Она бегала и смеялась, собирала камушки и складывала их в детскую плетеную корзинку. Мы наблюдали с ней за голубями, кормили печеньем дворовую собаку, мирно спящую под лавочкой возле подъезда, рисовали на песке длинными палками и учились считать машины. Получалось с большим трудом, но ведь все еще впереди!
Вскоре в одном из кафе, имеющем выход на улицу, заиграла музыка. Приятная, очень красивая мелодия переплеталась с мужским бархатным голосом. Играл блюз, самый настоящий — классика! Этот чарующий голос с некой хрипотцой просто сводил с ума и дарил истинное наслаждение. Аня тут же оставила голубя в покое, перестав отнимать у обалдевшей птицы сухарик, и стала танцевать. Просто кружилась, смеясь во весь голос, поднимала вверх ручки, переминалась с ноги на ногу и вновь кружилась.

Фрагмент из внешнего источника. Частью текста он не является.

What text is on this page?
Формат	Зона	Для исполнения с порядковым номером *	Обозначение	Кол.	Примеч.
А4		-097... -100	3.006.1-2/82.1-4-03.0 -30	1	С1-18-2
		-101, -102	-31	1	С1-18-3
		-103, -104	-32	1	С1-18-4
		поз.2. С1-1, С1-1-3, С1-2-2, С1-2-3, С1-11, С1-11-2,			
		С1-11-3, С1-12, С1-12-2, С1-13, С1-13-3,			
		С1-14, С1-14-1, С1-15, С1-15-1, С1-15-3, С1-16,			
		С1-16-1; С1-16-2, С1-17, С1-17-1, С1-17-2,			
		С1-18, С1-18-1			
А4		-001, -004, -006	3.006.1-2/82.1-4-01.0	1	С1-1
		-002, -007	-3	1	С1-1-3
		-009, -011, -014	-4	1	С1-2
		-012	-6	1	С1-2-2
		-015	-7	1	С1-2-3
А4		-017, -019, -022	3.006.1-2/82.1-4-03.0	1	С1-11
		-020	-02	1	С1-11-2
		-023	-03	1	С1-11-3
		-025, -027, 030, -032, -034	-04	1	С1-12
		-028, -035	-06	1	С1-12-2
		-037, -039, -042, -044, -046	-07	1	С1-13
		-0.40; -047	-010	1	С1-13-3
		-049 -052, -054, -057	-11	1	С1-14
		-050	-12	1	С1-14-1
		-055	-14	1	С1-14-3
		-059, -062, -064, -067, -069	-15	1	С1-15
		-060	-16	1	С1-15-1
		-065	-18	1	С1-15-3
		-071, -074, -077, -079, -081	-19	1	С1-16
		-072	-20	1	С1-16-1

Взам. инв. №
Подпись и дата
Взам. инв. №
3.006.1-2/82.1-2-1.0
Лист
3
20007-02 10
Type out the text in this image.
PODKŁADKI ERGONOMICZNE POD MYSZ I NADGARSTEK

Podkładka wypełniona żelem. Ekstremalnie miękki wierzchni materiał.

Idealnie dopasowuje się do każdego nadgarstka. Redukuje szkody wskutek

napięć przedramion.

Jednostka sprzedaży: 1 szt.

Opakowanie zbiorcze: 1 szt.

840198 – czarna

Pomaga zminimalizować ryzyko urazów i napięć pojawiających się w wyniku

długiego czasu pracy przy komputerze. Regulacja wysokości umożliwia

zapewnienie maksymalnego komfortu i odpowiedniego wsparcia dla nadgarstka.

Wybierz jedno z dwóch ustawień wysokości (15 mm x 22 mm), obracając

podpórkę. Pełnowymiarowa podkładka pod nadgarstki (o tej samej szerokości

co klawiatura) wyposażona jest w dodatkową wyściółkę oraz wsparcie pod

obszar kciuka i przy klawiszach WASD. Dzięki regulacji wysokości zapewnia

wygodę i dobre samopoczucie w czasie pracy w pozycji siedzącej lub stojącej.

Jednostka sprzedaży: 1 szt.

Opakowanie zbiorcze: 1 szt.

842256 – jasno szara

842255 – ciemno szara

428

Я тоже поддалась порыву и присоединилась к Ане. Мы кружились вместе, подпевали слова песни, которые слышали впервые — получалось не очень, но это не важно.
— Я смотрю, вы сегодня рано! — Хозяин кафе был еще и поваром. Сергей готовил потрясающие отбивные, неимоверной красоты пирожные. Кофе в его руках превращался в напиток Богов, аромат которого просто сводил с ума… — Может чашечку ароматного Латте? Или сегодня чего покрепче, например… Эспрессо?